Au fond, plus aucun parti n’a le monopole sur la notion de « parti populaire ». La N-VA obtient plus de 30% des voix, mais historiquement un « parti populaire » possède une signification plus spécifique qu' »un parti avec un nombre très élevé d’électeurs ». Les partis populaires classiques avaient un rôle d’intermédiaire et réunissaient les différents groupes sociaux dans leur sein. Ils unissent tout le peuple, les organisations d’employeurs et les syndicats. Bart De Wever poursuit une autre ambition. Il veut réunir toute la droite.

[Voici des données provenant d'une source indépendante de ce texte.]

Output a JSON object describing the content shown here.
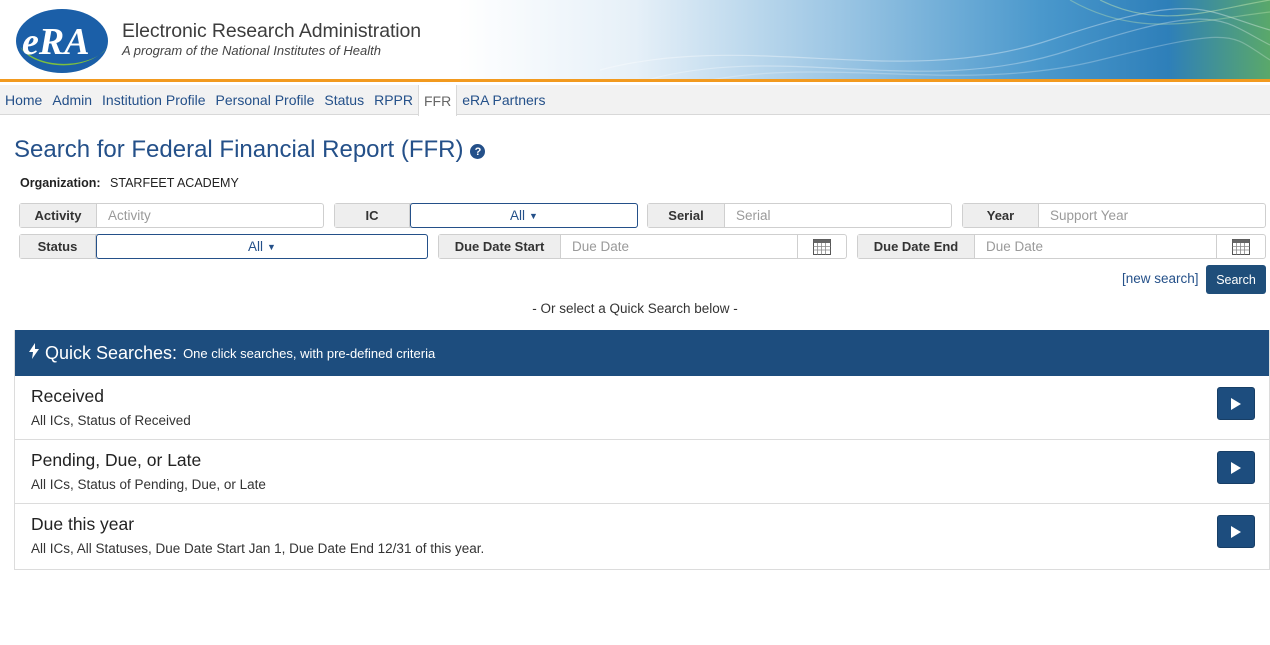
{
  "header": {
    "title": "Electronic Research Administration",
    "subtitle": "A program of the National Institutes of Health",
    "logo_text": "eRA",
    "accent_orange": "#f29a1f",
    "brand_blue": "#245089"
  },
  "nav": {
    "items": [
      {
        "label": "Home"
      },
      {
        "label": "Admin"
      },
      {
        "label": "Institution Profile"
      },
      {
        "label": "Personal Profile"
      },
      {
        "label": "Status"
      },
      {
        "label": "RPPR"
      },
      {
        "label": "FFR",
        "active": true
      },
      {
        "label": "eRA Partners"
      }
    ]
  },
  "page": {
    "title": "Search for Federal Financial Report (FFR)",
    "help_icon": "question-circle-icon",
    "organization_label": "Organization:",
    "organization_value": "STARFEET ACADEMY"
  },
  "filters": {
    "activity": {
      "label": "Activity",
      "placeholder": "Activity",
      "value": ""
    },
    "ic": {
      "label": "IC",
      "value": "All"
    },
    "serial": {
      "label": "Serial",
      "placeholder": "Serial",
      "value": ""
    },
    "year": {
      "label": "Year",
      "placeholder": "Support Year",
      "value": ""
    },
    "status": {
      "label": "Status",
      "value": "All"
    },
    "due_date_start": {
      "label": "Due Date Start",
      "placeholder": "Due Date",
      "value": ""
    },
    "due_date_end": {
      "label": "Due Date End",
      "placeholder": "Due Date",
      "value": ""
    },
    "calendar_icon": "calendar-icon"
  },
  "actions": {
    "new_search": "[new search]",
    "search": "Search",
    "or_select": "- Or select a Quick Search below -"
  },
  "quick_searches": {
    "title": "Quick Searches:",
    "subtitle": "One click searches, with pre-defined criteria",
    "icon": "bolt-icon",
    "header_color": "#1d4d7e",
    "items": [
      {
        "name": "Received",
        "description": "All ICs, Status of Received"
      },
      {
        "name": "Pending, Due, or Late",
        "description": "All ICs, Status of Pending, Due, or Late"
      },
      {
        "name": "Due this year",
        "description": "All ICs, All Statuses, Due Date Start Jan 1, Due Date End 12/31 of this year."
      }
    ]
  }
}
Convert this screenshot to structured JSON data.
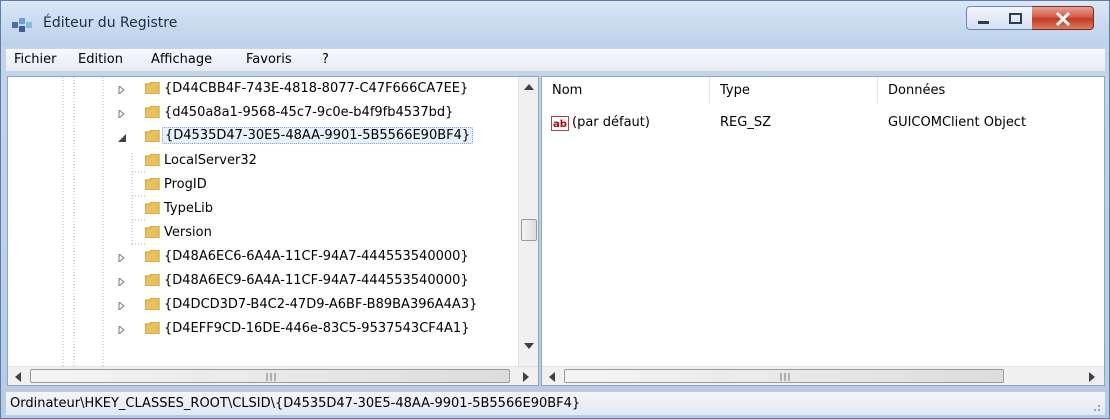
{
  "window": {
    "title": "Éditeur du Registre",
    "minimize_icon": "minimize-icon",
    "maximize_icon": "maximize-icon",
    "close_icon": "close-icon"
  },
  "menu": [
    "Fichier",
    "Edition",
    "Affichage",
    "Favoris",
    "?"
  ],
  "tree": {
    "items": [
      {
        "label": "{D44CBB4F-743E-4818-8077-C47F666CA7EE}",
        "level": 0,
        "expanded": false,
        "selected": false
      },
      {
        "label": "{d450a8a1-9568-45c7-9c0e-b4f9fb4537bd}",
        "level": 0,
        "expanded": false,
        "selected": false
      },
      {
        "label": "{D4535D47-30E5-48AA-9901-5B5566E90BF4}",
        "level": 0,
        "expanded": true,
        "selected": true
      },
      {
        "label": "LocalServer32",
        "level": 1,
        "expanded": false,
        "selected": false
      },
      {
        "label": "ProgID",
        "level": 1,
        "expanded": false,
        "selected": false
      },
      {
        "label": "TypeLib",
        "level": 1,
        "expanded": false,
        "selected": false
      },
      {
        "label": "Version",
        "level": 1,
        "expanded": false,
        "selected": false
      },
      {
        "label": "{D48A6EC6-6A4A-11CF-94A7-444553540000}",
        "level": 0,
        "expanded": false,
        "selected": false
      },
      {
        "label": "{D48A6EC9-6A4A-11CF-94A7-444553540000}",
        "level": 0,
        "expanded": false,
        "selected": false
      },
      {
        "label": "{D4DCD3D7-B4C2-47D9-A6BF-B89BA396A4A3}",
        "level": 0,
        "expanded": false,
        "selected": false
      },
      {
        "label": "{D4EFF9CD-16DE-446e-83C5-9537543CF4A1}",
        "level": 0,
        "expanded": false,
        "selected": false
      }
    ]
  },
  "values": {
    "columns": [
      "Nom",
      "Type",
      "Données"
    ],
    "rows": [
      {
        "name": "(par défaut)",
        "type": "REG_SZ",
        "data": "GUICOMClient Object",
        "icon": "string-value-icon"
      }
    ]
  },
  "status": {
    "path": "Ordinateur\\HKEY_CLASSES_ROOT\\CLSID\\{D4535D47-30E5-48AA-9901-5B5566E90BF4}"
  },
  "colors": {
    "folder": "#e8c15a",
    "selection_border": "#7da2ce",
    "titlebar": "#c9dbef"
  }
}
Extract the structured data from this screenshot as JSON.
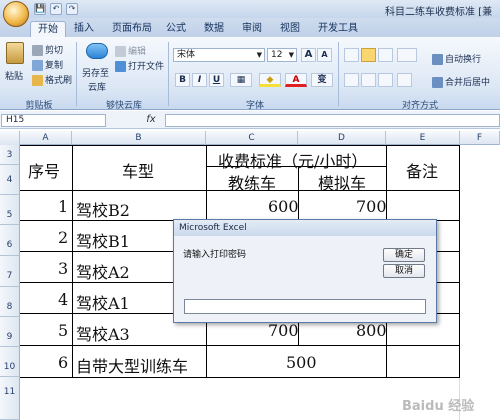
{
  "window": {
    "title": "科目二练车收费标准 [兼"
  },
  "quick_access": {
    "save": "💾",
    "undo": "↶",
    "redo": "↷"
  },
  "tabs": [
    "开始",
    "插入",
    "页面布局",
    "公式",
    "数据",
    "审阅",
    "视图",
    "开发工具"
  ],
  "ribbon": {
    "clipboard": {
      "paste": "粘贴",
      "cut": "剪切",
      "copy": "复制",
      "format_painter": "格式刷",
      "label": "剪贴板"
    },
    "cloud": {
      "save_to": "另存至",
      "save_to2": "云库",
      "edit": "编辑",
      "open": "打开文件",
      "label": "够快云库"
    },
    "font": {
      "name": "宋体",
      "size": "12",
      "grow": "A",
      "shrink": "A",
      "bold": "B",
      "italic": "I",
      "underline": "U",
      "border": "▦",
      "fill": "◆",
      "color": "A",
      "wen": "变",
      "label": "字体"
    },
    "align": {
      "wrap": "自动换行",
      "merge": "合并后居中",
      "label": "对齐方式"
    }
  },
  "formula_bar": {
    "cell": "H15",
    "fx": "fx",
    "value": ""
  },
  "columns": [
    "A",
    "B",
    "C",
    "D",
    "E",
    "F"
  ],
  "rows": [
    "3",
    "4",
    "5",
    "6",
    "7",
    "8",
    "9",
    "10",
    "11"
  ],
  "table": {
    "h_no": "序号",
    "h_type": "车型",
    "h_fee": "收费标准（元/小时）",
    "h_coach": "教练车",
    "h_sim": "模拟车",
    "h_note": "备注",
    "r1": {
      "no": "1",
      "type": "驾校B2",
      "coach": "600",
      "sim": "700"
    },
    "r2": {
      "no": "2",
      "type": "驾校B1"
    },
    "r3": {
      "no": "3",
      "type": "驾校A2"
    },
    "r4": {
      "no": "4",
      "type": "驾校A1"
    },
    "r5": {
      "no": "5",
      "type": "驾校A3",
      "coach": "700",
      "sim": "800"
    },
    "r6": {
      "no": "6",
      "type": "自带大型训练车",
      "coach": "500"
    }
  },
  "dialog": {
    "title": "Microsoft Excel",
    "prompt": "请输入打印密码",
    "ok": "确定",
    "cancel": "取消",
    "value": ""
  },
  "watermark": "Baidu 经验"
}
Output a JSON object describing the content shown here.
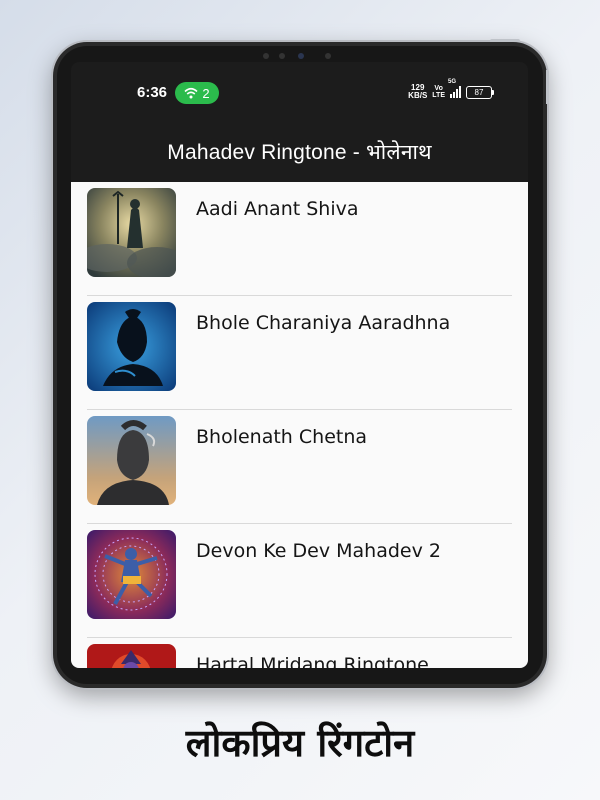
{
  "status_bar": {
    "time": "6:36",
    "hotspot_count": "2",
    "speed_value": "129",
    "speed_unit": "KB/S",
    "volte_top": "Vo",
    "volte_bottom": "LTE",
    "network": "5G",
    "battery": "87",
    "hotspot_color": "#2bbb4c"
  },
  "app_bar": {
    "title": "Mahadev Ringtone - भोलेनाथ"
  },
  "ringtones": [
    {
      "title": "Aadi Anant Shiva"
    },
    {
      "title": "Bhole Charaniya Aaradhna"
    },
    {
      "title": "Bholenath Chetna"
    },
    {
      "title": "Devon Ke Dev Mahadev 2"
    },
    {
      "title": "Hartal Mridang Ringtone"
    }
  ],
  "caption": "लोकप्रिय रिंगटोन"
}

Reste à savoir pourquoi la N-VA est devenue si grande en 2010? Jusqu’à aujourd’hui, je n’ai pas encore lu d’analyse convaincante qui explique pourquoi un parti qui comptait encore à peine un député avec Geert Bourgeois, obtient trente pour cent des voix pas moins de dix ans plus tard. Je ne pense pas qu’on puisse attribuer ce succès à Bruxelles-Hal-Vilvorde. Si la scission de B-H-V dominait les discussions politiques depuis de nombreuses années, la plupart des gens n’en étaient pas inquiets. D’après moi, la crise financière de 2008 a joué un rôle plus important. Beaucoup de gens étaient très inquiets. De célèbres banques belges étaient au bord de la faillite. Beaucoup de gens avaient peur de perdre leur épargne parce que d’innombrables actions « sûres » baissaient fort de valeur. Les partis en place n’avaient pas vu venir la crise, ce qui a contribué à un climat de ras-le-bol: « Nous avons besoin de personnes qui osent s’attaquer aux problèmes. »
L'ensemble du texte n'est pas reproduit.